Bryan: Hundred percent.
Eric: I think the relationship components are the foundational elements because it's great to have transactional work, and all of our businesses are built, to a great extent, on transactional work, but what really drives our success is the ability to build relationships where clients have [the] trust and confidence to come back. Everything we do from a proactive consulting perspective, to reactive eDiscovery and reactive consulting, is founded in that perception of building and establishing a relationship and being a good partner in the process. That's kind of my soapbox.

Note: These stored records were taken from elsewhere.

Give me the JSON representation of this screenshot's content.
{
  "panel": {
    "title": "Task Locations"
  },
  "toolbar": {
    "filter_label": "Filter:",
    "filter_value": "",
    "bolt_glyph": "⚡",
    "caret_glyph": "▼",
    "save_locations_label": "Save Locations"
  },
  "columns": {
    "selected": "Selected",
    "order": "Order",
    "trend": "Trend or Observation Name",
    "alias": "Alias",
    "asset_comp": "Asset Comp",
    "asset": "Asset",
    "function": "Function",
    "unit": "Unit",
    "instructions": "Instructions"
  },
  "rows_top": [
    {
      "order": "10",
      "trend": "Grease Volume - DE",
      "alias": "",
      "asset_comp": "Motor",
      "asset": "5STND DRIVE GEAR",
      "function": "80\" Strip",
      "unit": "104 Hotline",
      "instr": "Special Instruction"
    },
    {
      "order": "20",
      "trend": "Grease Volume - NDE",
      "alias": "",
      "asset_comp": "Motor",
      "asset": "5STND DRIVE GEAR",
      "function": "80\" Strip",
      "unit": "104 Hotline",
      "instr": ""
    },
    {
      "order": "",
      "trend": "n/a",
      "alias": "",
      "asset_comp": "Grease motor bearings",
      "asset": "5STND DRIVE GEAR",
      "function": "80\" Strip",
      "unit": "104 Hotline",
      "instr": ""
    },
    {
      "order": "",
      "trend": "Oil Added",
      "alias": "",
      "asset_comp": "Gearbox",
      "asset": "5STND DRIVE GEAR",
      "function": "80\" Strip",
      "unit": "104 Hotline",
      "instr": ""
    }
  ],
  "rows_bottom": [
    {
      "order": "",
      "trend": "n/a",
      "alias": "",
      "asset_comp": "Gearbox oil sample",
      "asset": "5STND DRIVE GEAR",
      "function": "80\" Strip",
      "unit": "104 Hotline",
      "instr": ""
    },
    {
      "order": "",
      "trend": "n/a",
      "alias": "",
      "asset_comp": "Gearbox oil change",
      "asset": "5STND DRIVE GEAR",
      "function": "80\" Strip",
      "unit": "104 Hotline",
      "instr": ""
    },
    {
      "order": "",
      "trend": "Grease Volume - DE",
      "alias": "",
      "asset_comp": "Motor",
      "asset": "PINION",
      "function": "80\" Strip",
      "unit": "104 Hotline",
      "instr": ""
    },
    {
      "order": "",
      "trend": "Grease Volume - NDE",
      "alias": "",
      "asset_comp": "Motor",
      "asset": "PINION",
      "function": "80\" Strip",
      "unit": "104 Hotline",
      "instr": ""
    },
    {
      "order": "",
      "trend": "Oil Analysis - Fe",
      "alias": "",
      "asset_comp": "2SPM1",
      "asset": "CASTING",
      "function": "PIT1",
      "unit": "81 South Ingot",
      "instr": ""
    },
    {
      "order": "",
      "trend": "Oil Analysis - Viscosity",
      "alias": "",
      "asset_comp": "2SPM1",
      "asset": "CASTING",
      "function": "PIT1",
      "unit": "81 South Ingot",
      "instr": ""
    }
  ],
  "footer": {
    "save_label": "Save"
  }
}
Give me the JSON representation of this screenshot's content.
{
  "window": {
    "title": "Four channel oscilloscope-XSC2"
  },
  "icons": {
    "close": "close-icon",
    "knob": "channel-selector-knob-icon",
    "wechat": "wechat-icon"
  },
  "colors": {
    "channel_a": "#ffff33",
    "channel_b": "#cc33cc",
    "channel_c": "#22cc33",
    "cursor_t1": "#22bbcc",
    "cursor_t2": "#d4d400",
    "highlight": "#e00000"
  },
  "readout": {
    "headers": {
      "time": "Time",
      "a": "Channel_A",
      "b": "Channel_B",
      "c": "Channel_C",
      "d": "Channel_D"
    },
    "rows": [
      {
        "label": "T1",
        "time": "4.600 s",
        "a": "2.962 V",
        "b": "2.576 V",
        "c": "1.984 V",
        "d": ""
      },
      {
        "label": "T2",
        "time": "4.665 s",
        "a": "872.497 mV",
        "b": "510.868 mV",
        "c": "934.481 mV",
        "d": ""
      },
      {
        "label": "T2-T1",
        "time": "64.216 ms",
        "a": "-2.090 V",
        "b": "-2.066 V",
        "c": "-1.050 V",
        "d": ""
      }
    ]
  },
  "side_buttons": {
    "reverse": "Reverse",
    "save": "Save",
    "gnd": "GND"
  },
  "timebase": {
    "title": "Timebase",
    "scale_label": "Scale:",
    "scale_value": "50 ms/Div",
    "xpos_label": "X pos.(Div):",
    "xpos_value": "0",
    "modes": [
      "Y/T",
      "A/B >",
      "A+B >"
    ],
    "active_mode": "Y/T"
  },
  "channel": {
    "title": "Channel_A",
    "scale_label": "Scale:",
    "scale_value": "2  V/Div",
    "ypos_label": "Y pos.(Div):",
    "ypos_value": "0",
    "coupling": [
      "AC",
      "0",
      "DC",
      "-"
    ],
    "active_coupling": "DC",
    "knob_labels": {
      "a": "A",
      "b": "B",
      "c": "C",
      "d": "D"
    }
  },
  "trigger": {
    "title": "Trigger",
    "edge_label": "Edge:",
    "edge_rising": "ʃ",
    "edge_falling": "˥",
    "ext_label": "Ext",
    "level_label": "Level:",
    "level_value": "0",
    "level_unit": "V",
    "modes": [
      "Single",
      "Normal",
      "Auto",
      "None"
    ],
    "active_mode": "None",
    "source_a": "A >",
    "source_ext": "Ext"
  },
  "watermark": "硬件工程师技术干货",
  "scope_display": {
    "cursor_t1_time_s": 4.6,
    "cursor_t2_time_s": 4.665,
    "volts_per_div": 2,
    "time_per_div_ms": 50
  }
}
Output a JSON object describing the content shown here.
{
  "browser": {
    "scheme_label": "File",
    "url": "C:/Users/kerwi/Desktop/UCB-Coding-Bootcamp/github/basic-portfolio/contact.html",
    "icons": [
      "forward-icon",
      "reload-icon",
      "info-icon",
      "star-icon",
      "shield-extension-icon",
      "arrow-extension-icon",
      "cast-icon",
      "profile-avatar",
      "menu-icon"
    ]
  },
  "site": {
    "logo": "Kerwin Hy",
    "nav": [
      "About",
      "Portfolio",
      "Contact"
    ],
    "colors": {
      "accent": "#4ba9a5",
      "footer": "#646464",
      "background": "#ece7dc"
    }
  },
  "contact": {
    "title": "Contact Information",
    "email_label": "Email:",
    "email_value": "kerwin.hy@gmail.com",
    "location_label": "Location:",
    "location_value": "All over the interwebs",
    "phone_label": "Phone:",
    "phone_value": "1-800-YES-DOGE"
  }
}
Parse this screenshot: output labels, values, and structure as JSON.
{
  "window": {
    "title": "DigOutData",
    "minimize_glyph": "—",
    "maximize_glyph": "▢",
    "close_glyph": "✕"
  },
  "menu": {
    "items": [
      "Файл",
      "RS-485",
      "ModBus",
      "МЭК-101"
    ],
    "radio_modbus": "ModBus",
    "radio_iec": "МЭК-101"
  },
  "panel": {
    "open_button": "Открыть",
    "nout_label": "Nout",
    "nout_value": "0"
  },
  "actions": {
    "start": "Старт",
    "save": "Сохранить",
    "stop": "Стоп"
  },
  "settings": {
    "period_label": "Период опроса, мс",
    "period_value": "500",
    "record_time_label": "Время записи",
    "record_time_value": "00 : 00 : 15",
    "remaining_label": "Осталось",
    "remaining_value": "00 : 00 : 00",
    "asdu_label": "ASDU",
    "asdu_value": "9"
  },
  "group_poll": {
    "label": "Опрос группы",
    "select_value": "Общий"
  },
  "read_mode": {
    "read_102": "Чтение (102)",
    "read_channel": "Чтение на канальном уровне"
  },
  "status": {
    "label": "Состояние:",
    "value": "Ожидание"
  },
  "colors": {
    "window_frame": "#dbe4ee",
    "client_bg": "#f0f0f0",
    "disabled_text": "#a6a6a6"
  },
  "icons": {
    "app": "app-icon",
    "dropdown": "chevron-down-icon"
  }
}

Bryan: I have always lived that way. Clients can come at me over a lot of things about mistakes, but integrity is never one that I will fault on. I've been asked for kickbacks before, I've been asked for favors and stuff like that. I'm just like, "Hey, use me because I do a phenomenal job, not because I'm going to pay you a percentage of the work you send me." If I don't get that work, then I don't get that work. I'm going to work to better my clients. How can I take care of them?
I love taking care of the client. At the end of the day, getting a text from one of my GC clients [saying], "Hey, they're singing your praises. You're doing a bang up job." I screenshot that. I'm saving that text forever. That's what we want. I want people to go, "Bryan's amazing, and he brought over Chris and they were the best." To round [it] all out, that's why I like [KLDiscovery’s] team. I'm so glad Keith reached out to me in early 2020 about acquiring us. No, it was 2019. And I was like, "We're just on the up and up and don't want to sell." Then Covid hits and he came back and [asked] about partnering with us. [He] brought Nebula in, and as they say, that was the start of this beautiful relationship. I'm glad we have it.
Eric, thank you for your time. I even learned some additional stuff. We've had several conversations, I've learned points where I can talk to a client, and it might be the client [says], "Oh, I need this, this, and this." I'm going to say, “I'm getting Eric and his team so we can get on a call because that's their specialty." I learned a long time ago in sales, if you fudge stuff, you'll end up getting called out. So I learned very early on just to say, "I [have] a team behind me that is set up for this, and we'll hop on a call and make it happen."
Eric: There's no question Trinity is an amazing organization, Bryan. You've built a great team within your organization. You're definitely building a brand around what you do and the unique flavor Trinity brings to the market. KLDiscovery and Nebula are happy to be a part of that and to support in any way possible. For me personally, the objective is always to educate. Whether it's through thought leadership, consulting with clients or partners, really being able to bring value each day. Then, that day's been a win for me, and the relationship building is a key component of that. I want to thank Trinity for your partnership, and Bryan, for your personal efforts and the opportunities to have these conversations.
There's a lot of great stuff happening with Nebula, as you know. Nebula as a platform has grown 100%+ year over year and just continues, so we're really excited about what the near, mid, and long-term future for Nebula is, and that's going to benefit all of us in the long run.
Bryan: Correct. Well, Eric, thank you so much. It was great talking to you, and I know we will be talking again soon.